Saunders has completed the first phase of the research, which is being published in the book Baroque Topologies by the Italian publisher Palombi Editori. In addition to the state-of-the-art images generated from the research, the book establishes how the development of architectural representation techniques have been deeply influenced by an integral relationship of surveying instruments and methods. Furthermore, it demonstrates how the interior space of architecture rather than the exterior has long been the fundamental experimental ground for both design and representational breakthroughs in the discourse.
His "Baroque Topologies" research has received critical acclaim nationally and internationally by a broad and multidisciplinary audience. Saunders has presented this research at the Penn Department of History and Classical Studies, PennDesign Lecture Series, the Irwin S. Chanin School of Architecture at The Cooper Union and the 5th INTBAU International Event in Milan. In addition, "Baroque Topologies" has been featured and exhibited at Addams Gallery at the University of Pennsylvania, the 2017 Milan Expo exhibit "Close Reading" and is currently a traveling exhibition (2017-2018) "Church of Big Data" sponsored by Autodesk that started in London, and will end at the Gallery at One Market in San Francisco, where it will be on view for five years.

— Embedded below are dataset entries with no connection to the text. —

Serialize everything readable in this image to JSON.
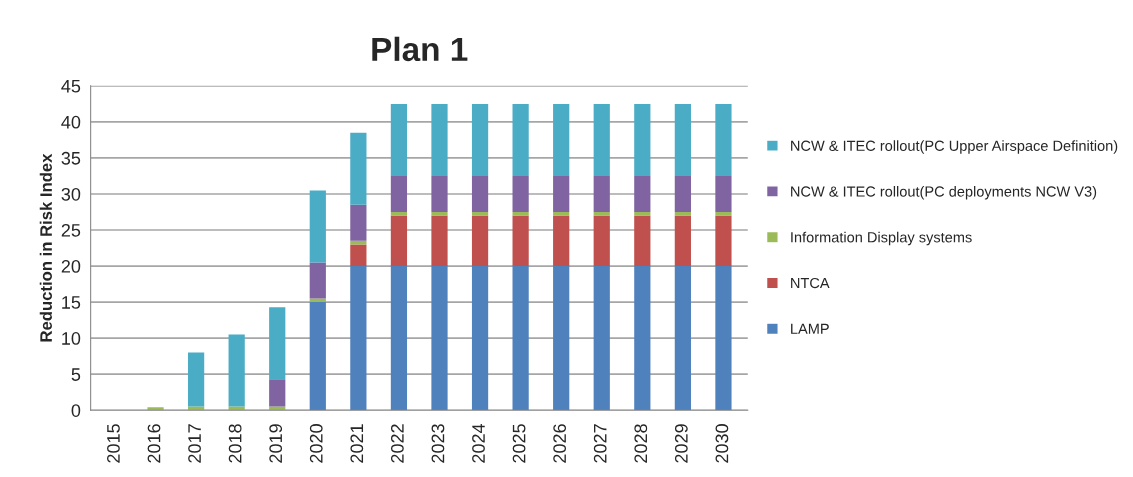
{
  "chart_data": {
    "type": "bar",
    "title": "Plan 1",
    "ylabel": "Reduction in Risk Index",
    "stacked": true,
    "categories": [
      "2015",
      "2016",
      "2017",
      "2018",
      "2019",
      "2020",
      "2021",
      "2022",
      "2023",
      "2024",
      "2025",
      "2026",
      "2027",
      "2028",
      "2029",
      "2030"
    ],
    "series": [
      {
        "name": "LAMP",
        "color": "#4f81bd",
        "values": [
          0,
          0,
          0,
          0,
          0,
          15,
          20,
          20,
          20,
          20,
          20,
          20,
          20,
          20,
          20,
          20
        ]
      },
      {
        "name": "NTCA",
        "color": "#c0504d",
        "values": [
          0,
          0,
          0,
          0,
          0,
          0,
          3,
          7,
          7,
          7,
          7,
          7,
          7,
          7,
          7,
          7
        ]
      },
      {
        "name": "Information Display systems",
        "color": "#9bbb59",
        "values": [
          0,
          0.4,
          0.5,
          0.5,
          0.5,
          0.5,
          0.5,
          0.5,
          0.5,
          0.5,
          0.5,
          0.5,
          0.5,
          0.5,
          0.5,
          0.5
        ]
      },
      {
        "name": "NCW & ITEC rollout(PC deployments NCW V3)",
        "color": "#8064a2",
        "values": [
          0,
          0,
          0,
          0,
          3.8,
          5,
          5,
          5,
          5,
          5,
          5,
          5,
          5,
          5,
          5,
          5
        ]
      },
      {
        "name": "NCW & ITEC rollout(PC Upper Airspace Definition)",
        "color": "#4bacc6",
        "values": [
          0,
          0,
          7.5,
          10,
          10,
          10,
          10,
          10,
          10,
          10,
          10,
          10,
          10,
          10,
          10,
          10
        ]
      }
    ],
    "ylim": [
      0,
      45
    ],
    "yticks": [
      0,
      5,
      10,
      15,
      20,
      25,
      30,
      35,
      40,
      45
    ],
    "grid": "y",
    "legend": "right"
  }
}
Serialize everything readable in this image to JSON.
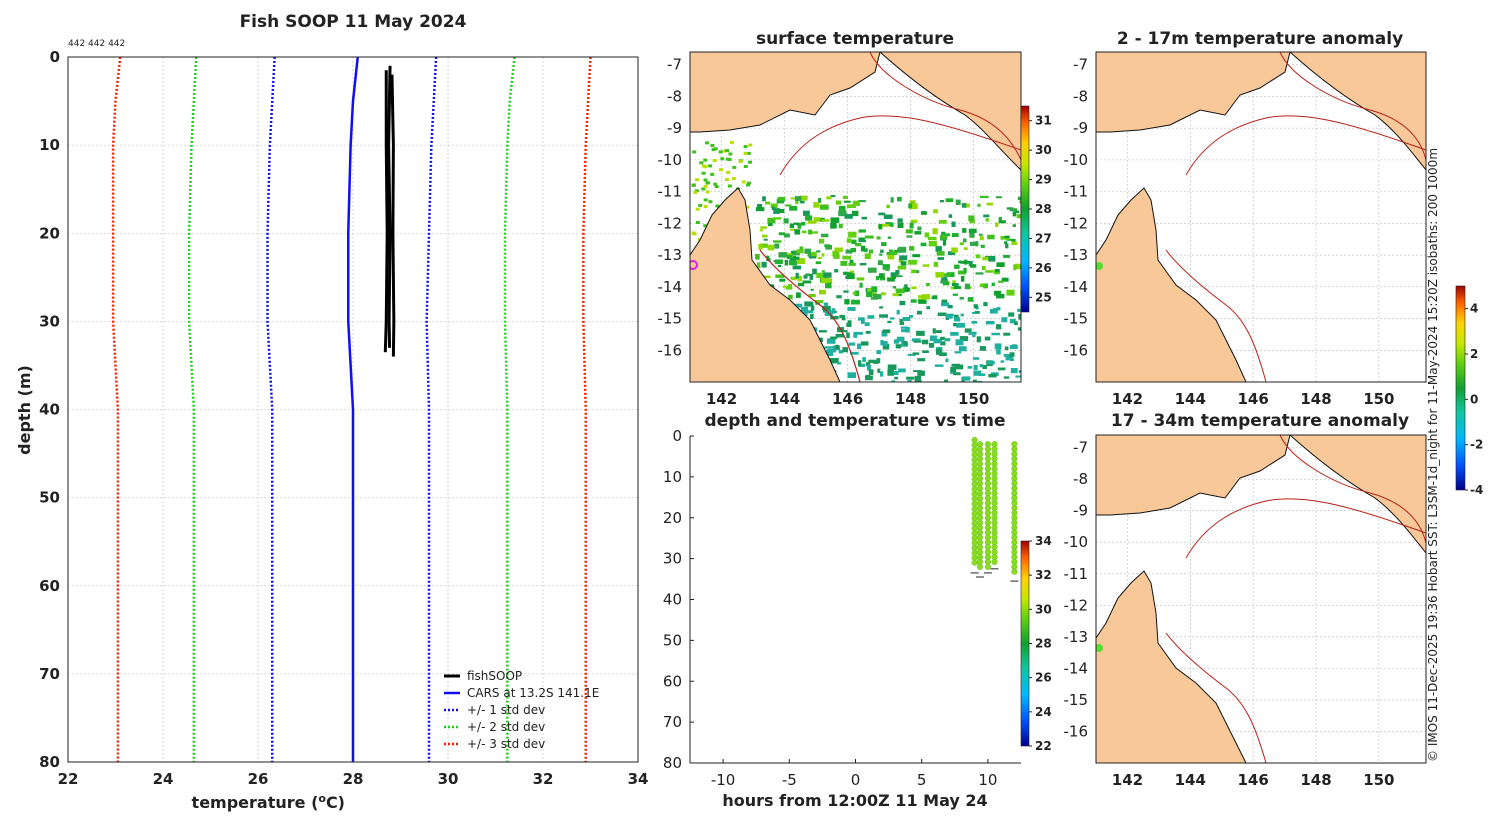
{
  "colors": {
    "fishSOOP": "#000000",
    "cars": "#1010ee",
    "std1": "#1010ee",
    "std2": "#22cc22",
    "std3": "#ee2200",
    "land": "#f8c898",
    "contour": "#b8221a"
  },
  "profile": {
    "title": "Fish SOOP 11 May 2024",
    "id_label": "442 442 442",
    "xlabel": "temperature (",
    "xlabel_sup": "o",
    "xlabel_end": "C)",
    "ylabel": "depth (m)",
    "xticks": [
      "22",
      "24",
      "26",
      "28",
      "30",
      "32",
      "34"
    ],
    "yticks": [
      "0",
      "10",
      "20",
      "30",
      "40",
      "50",
      "60",
      "70",
      "80"
    ],
    "legend": [
      "fishSOOP",
      "CARS at 13.2S 141.1E",
      "+/- 1 std dev",
      "+/- 2 std dev",
      "+/- 3 std dev"
    ]
  },
  "chart_data": [
    {
      "type": "line",
      "title": "Fish SOOP 11 May 2024",
      "xlabel": "temperature (oC)",
      "ylabel": "depth (m)",
      "xlim": [
        22,
        34
      ],
      "ylim": [
        80,
        0
      ],
      "series": [
        {
          "name": "CARS at 13.2S 141.1E",
          "depth": [
            0,
            5,
            10,
            20,
            30,
            40,
            80
          ],
          "temp": [
            28.1,
            28.0,
            27.95,
            27.9,
            27.9,
            28.0,
            28.0
          ]
        },
        {
          "name": "+1 std dev",
          "depth": [
            0,
            5,
            10,
            20,
            30,
            40,
            80
          ],
          "temp": [
            29.75,
            29.7,
            29.65,
            29.6,
            29.55,
            29.6,
            29.6
          ]
        },
        {
          "name": "-1 std dev",
          "depth": [
            0,
            5,
            10,
            20,
            30,
            40,
            80
          ],
          "temp": [
            26.35,
            26.3,
            26.25,
            26.2,
            26.2,
            26.3,
            26.3
          ]
        },
        {
          "name": "+2 std dev",
          "depth": [
            0,
            5,
            10,
            20,
            30,
            40,
            80
          ],
          "temp": [
            31.4,
            31.3,
            31.25,
            31.2,
            31.2,
            31.25,
            31.25
          ]
        },
        {
          "name": "-2 std dev",
          "depth": [
            0,
            5,
            10,
            20,
            30,
            40,
            80
          ],
          "temp": [
            24.7,
            24.65,
            24.6,
            24.55,
            24.55,
            24.65,
            24.65
          ]
        },
        {
          "name": "+3 std dev",
          "depth": [
            0,
            5,
            10,
            20,
            30,
            40,
            80
          ],
          "temp": [
            33.0,
            32.95,
            32.9,
            32.85,
            32.85,
            32.9,
            32.9
          ]
        },
        {
          "name": "-3 std dev",
          "depth": [
            0,
            5,
            10,
            20,
            30,
            40,
            80
          ],
          "temp": [
            23.1,
            23.0,
            22.95,
            22.95,
            22.95,
            23.05,
            23.05
          ]
        },
        {
          "name": "fishSOOP",
          "casts": [
            {
              "depth": [
                1.5,
                10,
                20,
                30,
                33.5
              ],
              "temp": [
                28.7,
                28.7,
                28.72,
                28.7,
                28.68
              ]
            },
            {
              "depth": [
                2,
                10,
                20,
                30,
                34
              ],
              "temp": [
                28.82,
                28.85,
                28.84,
                28.86,
                28.85
              ]
            },
            {
              "depth": [
                1,
                10,
                20,
                30,
                33
              ],
              "temp": [
                28.78,
                28.75,
                28.78,
                28.76,
                28.77
              ]
            }
          ]
        }
      ]
    },
    {
      "type": "scatter",
      "title": "depth and temperature vs time",
      "xlabel": "hours from 12:00Z 11 May 24",
      "ylabel": "",
      "xlim": [
        -12.5,
        12.5
      ],
      "ylim": [
        80,
        0
      ],
      "xticks": [
        "-10",
        "-5",
        "0",
        "5",
        "10"
      ],
      "yticks": [
        "0",
        "10",
        "20",
        "30",
        "40",
        "50",
        "60",
        "70",
        "80"
      ],
      "colorbar": {
        "min": 22,
        "max": 34,
        "ticks": [
          "22",
          "24",
          "26",
          "28",
          "30",
          "32",
          "34"
        ]
      },
      "casts": [
        {
          "hour": 9.0,
          "depth_min": 1,
          "depth_max": 32,
          "temp": 29.8
        },
        {
          "hour": 9.4,
          "depth_min": 2,
          "depth_max": 33,
          "temp": 29.8
        },
        {
          "hour": 10.0,
          "depth_min": 2,
          "depth_max": 32,
          "temp": 29.8
        },
        {
          "hour": 10.5,
          "depth_min": 2,
          "depth_max": 31,
          "temp": 29.7
        },
        {
          "hour": 12.0,
          "depth_min": 2,
          "depth_max": 34,
          "temp": 29.8
        }
      ]
    },
    {
      "type": "heatmap",
      "title": "surface temperature",
      "lon_ticks": [
        "142",
        "144",
        "146",
        "148",
        "150"
      ],
      "lat_ticks": [
        "-7",
        "-8",
        "-9",
        "-10",
        "-11",
        "-12",
        "-13",
        "-14",
        "-15",
        "-16"
      ],
      "colorbar": {
        "min": 24.5,
        "max": 31.5,
        "ticks": [
          "25",
          "26",
          "27",
          "28",
          "29",
          "30",
          "31"
        ]
      }
    },
    {
      "type": "heatmap",
      "title": "2 - 17m temperature anomaly",
      "lon_ticks": [
        "142",
        "144",
        "146",
        "148",
        "150"
      ],
      "lat_ticks": [
        "-7",
        "-8",
        "-9",
        "-10",
        "-11",
        "-12",
        "-13",
        "-14",
        "-15",
        "-16"
      ],
      "colorbar": {
        "min": -4,
        "max": 5,
        "ticks": [
          "-4",
          "-2",
          "0",
          "2",
          "4"
        ]
      }
    },
    {
      "type": "heatmap",
      "title": "17 - 34m temperature anomaly",
      "lon_ticks": [
        "142",
        "144",
        "146",
        "148",
        "150"
      ],
      "lat_ticks": [
        "-7",
        "-8",
        "-9",
        "-10",
        "-11",
        "-12",
        "-13",
        "-14",
        "-15",
        "-16"
      ]
    }
  ],
  "side_note": "© IMOS 11-Dec-2025 19:36 Hobart SST: L3SM-1d_night for 11-May-2024 15:20Z  isobaths: 200  1000m"
}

Publication of this research includes AD Magazine, a chapter in Putting Tradition into Practice: Heritage, Place and Design, the two largest circulating Italian newspapers La Stampa and Repubblica, upcoming chapters in Transformations in Classical Architecture: New Directions in Research and Practice, Digital Architecture beyond Computers: Fragments of a Cultural History of Computational Design, and it was recently the feature cover article of The Pennsylvania Gazette. Saunders was also selected as one of two finalists for the 2017 Rome Prize for Architecture.
Support for the “Baroque Topologies” exhibition was provided by the Department of Architecture at PennDesign; the University of Pennsylvania University Research Foundation; Price Lab for Digital Humanities, University of Pennsylvania; Mellon Humanities, Urbanism and Design Initiative; Fay Jones School of Architecture and Design, University of Arkansas; University of Arkansas Rome Center; Autodesk; and FARO Technologies.
Admission to the exhibition is free. The exhibition gallery is located on the first floor of Vol Walker Hall, and it is open to the public from 8 a.m. to 5 p.m. Mondays through Fridays.